Several pairs of guilty eyes looked at her, then slid away.
“How’s Taylor Lee?” she asked Fishy, deciding to let them all off the hook-for now. Just as she suspected he would, he launched into his daughter’s most recent accomplishments, which began with toilet training and ended with a repeat of the telephone conversation he’d had with his two-year-old earlier that evening.
Since she’d met Bruce that first morning, she’d done a little reading on him. She’d discovered that he was going through a real messy divorce, and she wasn’t all that surprised. Now that she’d live a small sample of their lives, she imagined it would be difficult to keep a family together while on the road so much. Especially given the rink bunnies that hung out in the lobby bars.
At first Jane hadn’t noticed them, but it hadn’t taken her long to pick up on who they were, and now she spotted them easily. They dressed in tight clothes, their bodies on display, and they all had that man-eater look in their eyes.
“Anyone want to play darts?” Rob Sutter asked as he approached the table.
Before anyone could speak, Jane was on her feet. “I do,” she said, and by the scowl on the Hammer’s face, it was clear he’d meant anyone but her.
“Just don’t expect me to let you win,” he said.
Hustling darts had helped Jane put herself through college. She didn’t expect anyone to let her win. She made her eyes go wide as she reached for her drink. “Aren’t you going to go easy on me because I’m a girl?”
“I don’t give quarter to girls.”
With her free hand, she took the extra set of darts and headed across the bar. The top of her head didn’t even reach his shoulder. The Hammer didn’t know it, but he was about to get the big hurt he so richly deserved. “Will you at least tell me the rules?”
He quickly explained how to play 501, which, of course, she already knew. But she asked questions like she’d never played before, and he was magnanimous enough to let her go first.
“Thanks,” she said as she put her martini on a nearby table and took her place at the taped toe line. Nailed to the wall a little over seven feet away, the board was lit from above. She rolled the shaft of the cheap house dart between her fingers, testing the weight. She preferred a ninety-eight percent tungsten dart with an aluminum shaft and Ribtex flights. Like the set she owned. The difference between the brass darts she held in her hands and the darts resting in their custom-made box at home was the difference between a Ford Taurus and a Ferrari.
She leaned way over the line, held the dart wrong, and glanced down the shaft as if she were sighting in a rifle. At the last second before release, she stopped. “Don’t you guys usually bet or something?”
“Yeah, but I don’t want to take your money.” He looked at her and smiled as if he’d thought up something really funny. “But we could play for drinks. Whoever loses has to buy all the guys a beer.”
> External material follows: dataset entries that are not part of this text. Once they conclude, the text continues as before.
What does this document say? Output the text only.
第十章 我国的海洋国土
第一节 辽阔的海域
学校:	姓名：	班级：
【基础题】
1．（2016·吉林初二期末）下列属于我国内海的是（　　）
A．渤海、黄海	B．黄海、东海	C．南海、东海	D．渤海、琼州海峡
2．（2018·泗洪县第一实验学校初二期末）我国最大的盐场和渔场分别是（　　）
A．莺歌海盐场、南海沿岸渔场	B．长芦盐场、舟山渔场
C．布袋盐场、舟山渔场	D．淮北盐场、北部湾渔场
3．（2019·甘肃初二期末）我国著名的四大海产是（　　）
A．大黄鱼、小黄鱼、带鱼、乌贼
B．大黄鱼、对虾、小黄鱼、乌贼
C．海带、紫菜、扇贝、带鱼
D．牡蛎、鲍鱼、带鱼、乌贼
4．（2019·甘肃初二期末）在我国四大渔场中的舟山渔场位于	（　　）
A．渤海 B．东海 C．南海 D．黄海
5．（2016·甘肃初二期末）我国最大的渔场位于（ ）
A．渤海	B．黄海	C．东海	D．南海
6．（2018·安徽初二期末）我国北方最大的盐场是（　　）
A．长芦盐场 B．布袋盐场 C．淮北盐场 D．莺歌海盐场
She contrived to look worried. “Oh. Hmm. Well, I’ve only got a fifty. Do you think that will cover it?”
“That ought to be enough,” he said, with all the arrogance of a man assured of his own success. And for the next half hour, Jane let him think he was winning too. Some of the other players gathered around to watch and heckle, but once she was behind by two hundred points and Rob was beginning to feel sorry for her, she got to work and beat him in four turns at the board. Darts were serious business, and she took serious pleasure in trouncing the Hammer.
“Where did you learn to play like that?” he asked.
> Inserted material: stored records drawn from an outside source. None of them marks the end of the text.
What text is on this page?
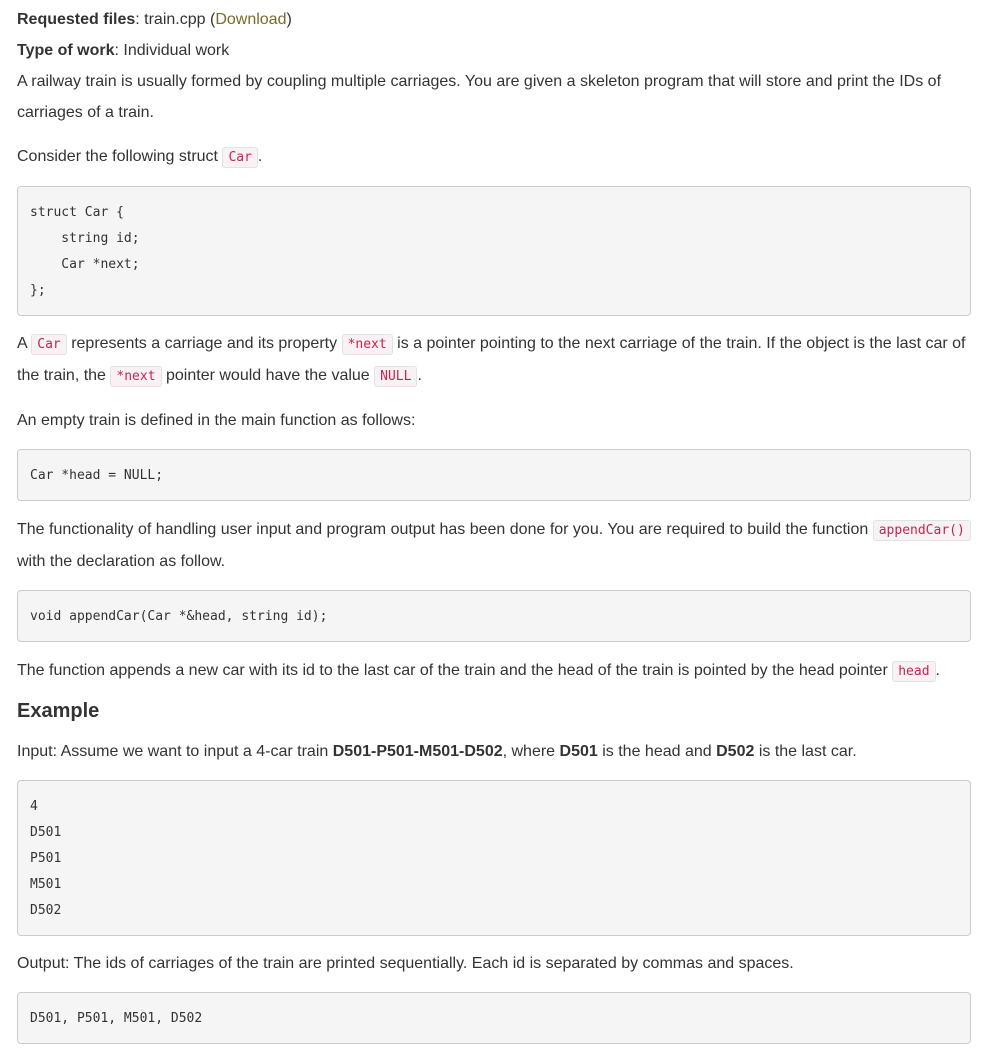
Requested files: train.cpp (Download)

Type of work: Individual work

A railway train is usually formed by coupling multiple carriages. You are given a skeleton program that will store and print the IDs of carriages of a train.

Consider the following struct Car .

struct Car {
string id;
Car *next;
};

A Car represents a carriage and its property *next is a pointer pointing to the next carriage of the train. If the object is the last car of the train, the *next pointer would have the value NULL .

An empty train is defined in the main function as follows:

Car *head = NULL;

The functionality of handling user input and program output has been done for you. You are required to build the function appendCar() with the declaration as follow.

void appendCar(Car *&head, string id);

The function appends a new car with its id to the last car of the train and the head of the train is pointed by the head pointer head .

Example

Input: Assume we want to input a 4-car train D501-P501-M501-D502, where D501 is the head and D502 is the last car.

4
D501
P501
M501
D502

Output: The ids of carriages of the train are printed sequentially. Each id is separated by commas and spaces.

D501, P501, M501, D502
“Beginner’s luck.” She downed the last of her drink. “Who’s next?”
“I’ll take you on.” Luc Martineau stepped out of the darkness and took the darts from Rob. The light from the bar chased varying degrees of shadows across his broad shoulders and the side of his face. Raindrops shone in his hair and the scent of the cool night breeze clung to him.
“Watch out, Luc, she’s a hustler,” Rob warned.
“Is that right?” One corner of Luc’s mouth lifted. “Are you a hustler, Ace?”
“Just because I beat the Hammer, I’m automatically a hustler?”
“No. You let poor Rob think he was winning and then you coldcocked him. That makes you a hustler.”
She tried not to smile, but she failed. “Are you scared?”